Like so many things, the shift from traditional office buildings was accelerated by the pandemic but certainly not caused by it. Modern spaces in reimagined neighborhoods like Navy Yard were giving the blocky 1980s structures downtown a run for their money long before Covid. Even typically conservative tenants such as law firms had started to branch out. Take Williams & Connolly, which announced in 2018 that it would ditch its Metro Center headquarters for a trophy building at the Wharf. (At least one developer has studied the firm’s former digs as a possible conversion candidate, only to determine it wasn’t feasible.)

“A lot of the areas that are doing really well right now are areas that have a lot of retail, a lot of residential,” says Austen Holderness, chief development officer at Carr Properties. “Putting an office building in an environment like that, it taps into the energy that in the central business district is somewhat lacking.”

“The reason downtown needs more housing is to keep up with these newer neighborhoods—to create that 24-7 feel.”

This is why, all the way back in 2017, Carr decided to build its latest office project, Signal House, in the Union Market district, Holderness explains. The building opened last year during the doldrums of the worst market in history—and yet 70 percent of its 227,000 square feet is already leased. Its largest tenant, TikTok, took three and a half floors.

City officials are watching closely. “The reason downtown needs more housing is to keep up with these newer neighborhoods—to create that 24-7 feel,” says John Falcicchio, DC’s deputy mayor for planning and economic development. Thus, last December, he put out a request to property owners for input on how the city can help encourage more office-to-residential conversions. Then, in her 2023 budget proposal released in March, Mayor Muriel Bowser pitched a 20-year tax abatement for building owners in parts of downtown who undertake such conversions, so long as at least 8 percent of the units are affordable.

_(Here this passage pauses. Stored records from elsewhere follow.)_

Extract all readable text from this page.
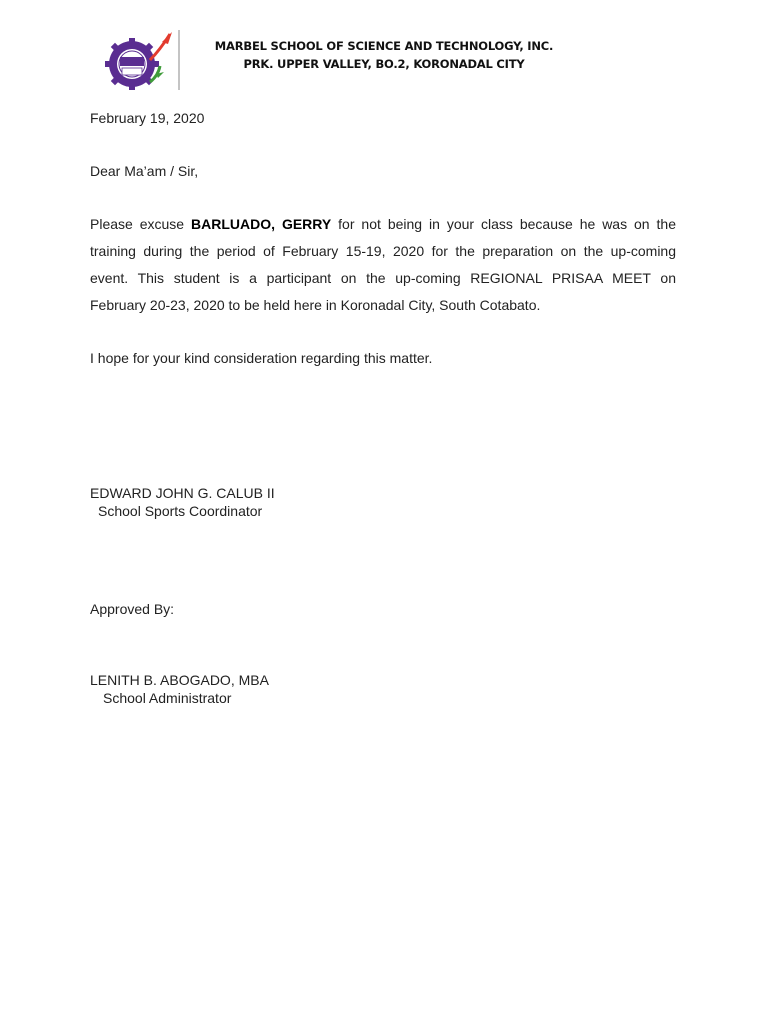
MARBEL SCHOOL OF SCIENCE AND TECHNOLOGY, INC.
PRK. UPPER VALLEY, BO.2, KORONADAL CITY
February 19, 2020
Dear Ma’am / Sir,
Please excuse BARLUADO, GERRY for not being in your class because he was on the
training during the period of February 15-19, 2020 for the preparation on the up-coming
event. This student is a participant on the up-coming REGIONAL PRISAA MEET on
February 20-23, 2020 to be held here in Koronadal City, South Cotabato.
I hope for your kind consideration regarding this matter.
EDWARD JOHN G. CALUB II
School Sports Coordinator
Approved By:
LENITH B. ABOGADO, MBA
School Administrator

As Falcicchio sees it, even if only a modest percentage of DC’s vacant office buildings become housing, it will still help create the vibrancy necessary to attract tenants to take over the remaining space for other purposes: “We need to do it to save downtown. The only way to do that is to have a better mix of uses.”

This article appears in the July 2022 issue of Washingtonian. *The story has been updated to add the name of the architecture firm that designed Park & Ford.